Hi, I want to perform disaster recovery of my swarm cluster hosted on azure.
Consider a case, when the entire region which is hosting my swarm cluster goes down and we are not able to access any of the node. How can we achieve disaster recovery in this scenario.
Is there any method to take the backup of the whole swarm with the containers running on it. So that i can restore it in the different region and get my containers up running.
Hi @rahulishu1993 for stateless services, you can do the following:
Save the parameters used to deploy the ARM template initially and use the same set of parameters to redeploy in any other region and get a clone of your initial setup going in terms of configuration of nodes in the cluster. Note that if you scale the number of nodes up/down or update the configuration post deployment, those changes will need to be reflected in the parameter set used to redeploy.

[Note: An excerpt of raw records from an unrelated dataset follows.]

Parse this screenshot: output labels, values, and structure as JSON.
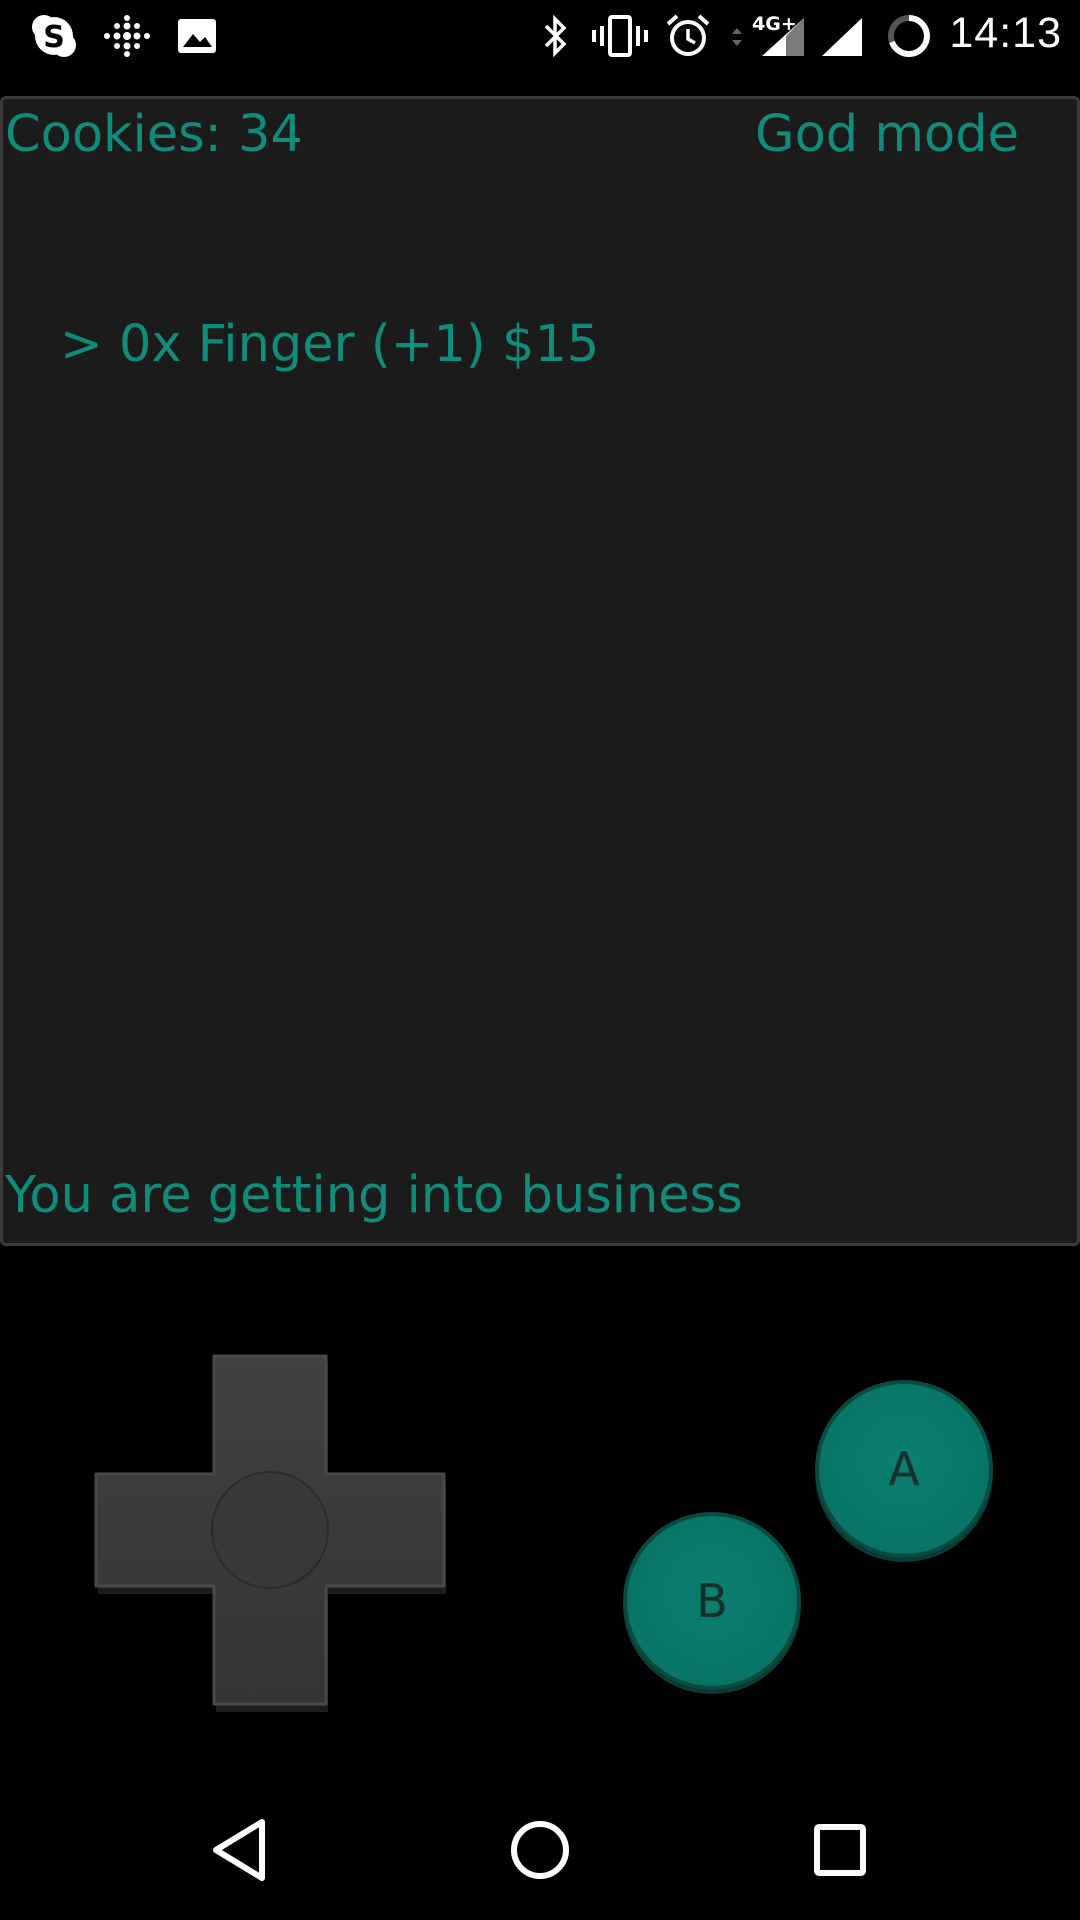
{
  "status_bar": {
    "time": "14:13",
    "network_label": "4G+",
    "left_icons": [
      "skype-icon",
      "fitbit-icon",
      "gallery-icon"
    ],
    "right_icons": [
      "bluetooth-icon",
      "vibrate-icon",
      "alarm-icon",
      "mobile-data-icon",
      "signal-icon",
      "signal-secondary-icon",
      "battery-loading-icon"
    ]
  },
  "game": {
    "cookies_label": "Cookies: 34",
    "mode_label": "God mode",
    "shop_items": [
      "> 0x Finger (+1) $15"
    ],
    "message": "You are getting into business"
  },
  "controller": {
    "a_label": "A",
    "b_label": "B"
  },
  "navigation": {
    "icons": [
      "back-icon",
      "home-icon",
      "recents-icon"
    ]
  },
  "colors": {
    "accent": "#0f8d7c",
    "screen_bg": "#1b1b1b",
    "button": "#087566",
    "dpad": "#3a3a3a"
  }
}
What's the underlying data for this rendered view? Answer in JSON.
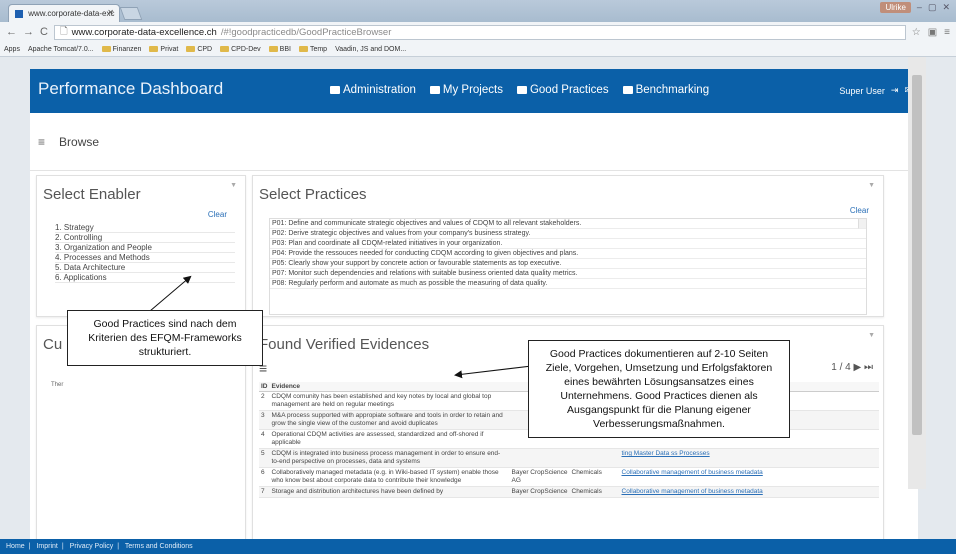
{
  "browser": {
    "tab_title": "www.corporate-data-exc",
    "url_host": "www.corporate-data-excellence.ch",
    "url_path": "/#!goodpracticedb/GoodPracticeBrowser",
    "user_chip": "Ulrike",
    "bookmarks": [
      "Apps",
      "Apache Tomcat/7.0...",
      "Finanzen",
      "Privat",
      "CPD",
      "CPD-Dev",
      "BBI",
      "Temp",
      "Vaadin, JS and DOM..."
    ]
  },
  "navbar": {
    "brand": "Performance Dashboard",
    "items": [
      "Administration",
      "My Projects",
      "Good Practices",
      "Benchmarking"
    ],
    "user": "Super User"
  },
  "browse": {
    "label": "Browse"
  },
  "enabler": {
    "title": "Select Enabler",
    "clear": "Clear",
    "items": [
      "1. Strategy",
      "2. Controlling",
      "3. Organization and People",
      "4. Processes and Methods",
      "5. Data Architecture",
      "6. Applications"
    ]
  },
  "practices": {
    "title": "Select Practices",
    "clear": "Clear",
    "items": [
      "P01: Define and communicate strategic objectives and values of CDQM to all relevant stakeholders.",
      "P02: Derive strategic objectives and values from your company's business strategy.",
      "P03: Plan and coordinate all CDQM-related initiatives in your organization.",
      "P04: Provide the ressouces needed for conducting CDQM according to given objectives and plans.",
      "P05: Clearly show your support by concrete action or favourable statements as top executive.",
      "P07: Monitor such dependencies and relations with suitable business oriented data quality metrics.",
      "P08: Regularly perform and automate as much as possible the measuring of data quality."
    ]
  },
  "current": {
    "title_fragment": "Cu",
    "text_fragment": "Ther"
  },
  "evidences": {
    "title": "Found Verified Evidences",
    "pager": "1 / 4",
    "headers": [
      "ID",
      "Evidence",
      "",
      "",
      ""
    ],
    "rows": [
      {
        "id": "2",
        "text": "CDQM comunity has been established and key notes by local and global top management are held on regular meetings",
        "company": "",
        "industry": "",
        "link": "ct Master Data"
      },
      {
        "id": "3",
        "text": "M&A process supported with appropiate software and tools in order to retain and grow the single view of the customer and avoid duplicates",
        "company": "",
        "industry": "",
        "link": "and acquisitions"
      },
      {
        "id": "4",
        "text": "Operational CDQM activities are assessed, standardized and off-shored if applicable",
        "company": "",
        "industry": "",
        "link": "ta"
      },
      {
        "id": "5",
        "text": "CDQM is integrated into business process management in order to ensure end-to-end perspective on processes, data and systems",
        "company": "",
        "industry": "",
        "link": "ting Master Data ss Processes"
      },
      {
        "id": "6",
        "text": "Collaboratively managed metadata (e.g. in Wiki-based IT system) enable those who know best about corporate data to contribute their knowledge",
        "company": "Bayer CropScience AG",
        "industry": "Chemicals",
        "link": "Collaborative management of business metadata"
      },
      {
        "id": "7",
        "text": "Storage and distribution architectures have been defined by",
        "company": "Bayer CropScience",
        "industry": "Chemicals",
        "link": "Collaborative management of business metadata"
      }
    ]
  },
  "callouts": {
    "left": "Good Practices sind nach dem Kriterien des EFQM-Frameworks strukturiert.",
    "right": "Good Practices dokumentieren auf 2-10 Seiten Ziele, Vorgehen, Umsetzung und Erfolgsfaktoren eines bewährten Lösungsansatzes eines Unternehmens. Good Practices dienen als Ausgangspunkt für die Planung eigener Verbesserungsmaßnahmen."
  },
  "footer": {
    "items": [
      "Home",
      "Imprint",
      "Privacy Policy",
      "Terms and Conditions"
    ]
  }
}
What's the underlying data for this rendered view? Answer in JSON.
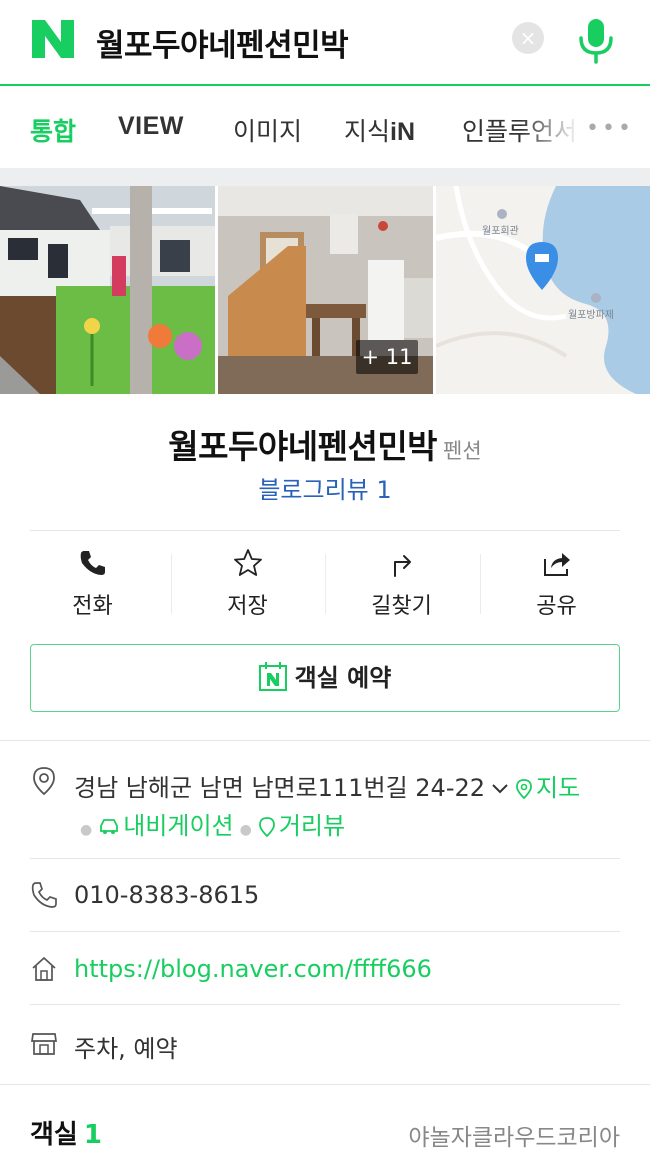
{
  "search": {
    "query": "월포두야네펜션민박",
    "clear_glyph": "×"
  },
  "tabs": [
    {
      "label": "통합",
      "active": true
    },
    {
      "label": "VIEW"
    },
    {
      "label": "이미지"
    },
    {
      "label": "지식"
    },
    {
      "label": "인플루언서"
    }
  ],
  "tab_suffix": "iN",
  "more_tabs": "•••",
  "photos": {
    "more_count": "+ 11",
    "map_labels": [
      "월포회관",
      "월포방파제"
    ]
  },
  "place": {
    "name": "월포두야네펜션민박",
    "category": "펜션",
    "blog_review": "블로그리뷰 1"
  },
  "actions": [
    {
      "label": "전화",
      "icon": "phone-icon"
    },
    {
      "label": "저장",
      "icon": "star-icon"
    },
    {
      "label": "길찾기",
      "icon": "directions-icon"
    },
    {
      "label": "공유",
      "icon": "share-icon"
    }
  ],
  "reserve_label": "객실 예약",
  "info": {
    "address": "경남 남해군 남면 남면로111번길 24-22",
    "map_link": "지도",
    "navigation_link": "내비게이션",
    "street_view_link": "거리뷰",
    "phone": "010-8383-8615",
    "homepage": "https://blog.naver.com/ffff666",
    "facilities": "주차, 예약"
  },
  "rooms": {
    "title": "객실",
    "count": "1",
    "provider": "야놀자클라우드코리아"
  },
  "colors": {
    "brand_green": "#19ce60",
    "link_blue": "#2a62b9",
    "map_pin_blue": "#3a8ee6"
  }
}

Deploy your containers through swarm services using a Docker compose file. If you backup the compose file and use that to redeploy your containers, you will end up with all the necessary containers that you had going initially before the outage.
For stateful services using cloudstor volumes, you will need to also backup the storage account and specifically the File Storage objects used by cloudstor to another storage account. When you need to restore, you will need to configure cloudstor to use the backup storage account to get back your data.
Thanks @ddebroy, it was the first solution that came in our mind to tackle the problem of region failure (in case of disaster). But the solution includes a lot of manual work before and after the failure and downtime also.
We are planning to deploy a cross region cluster to solve the problem. We are trying to keep half of the nodes in one region and remaining half of the nodes in another region and connect the two vnets using vnet to vnet connection in azure. Each region will have sufficient number of manager and worker node so that whenever any region goes down another region can handles the load.
We just need to scale the nodes and services when one region goes down.
Will it work in the production environment, Kindly provide your reviews on this approach. If you find something wrong in our approach kindly tell us.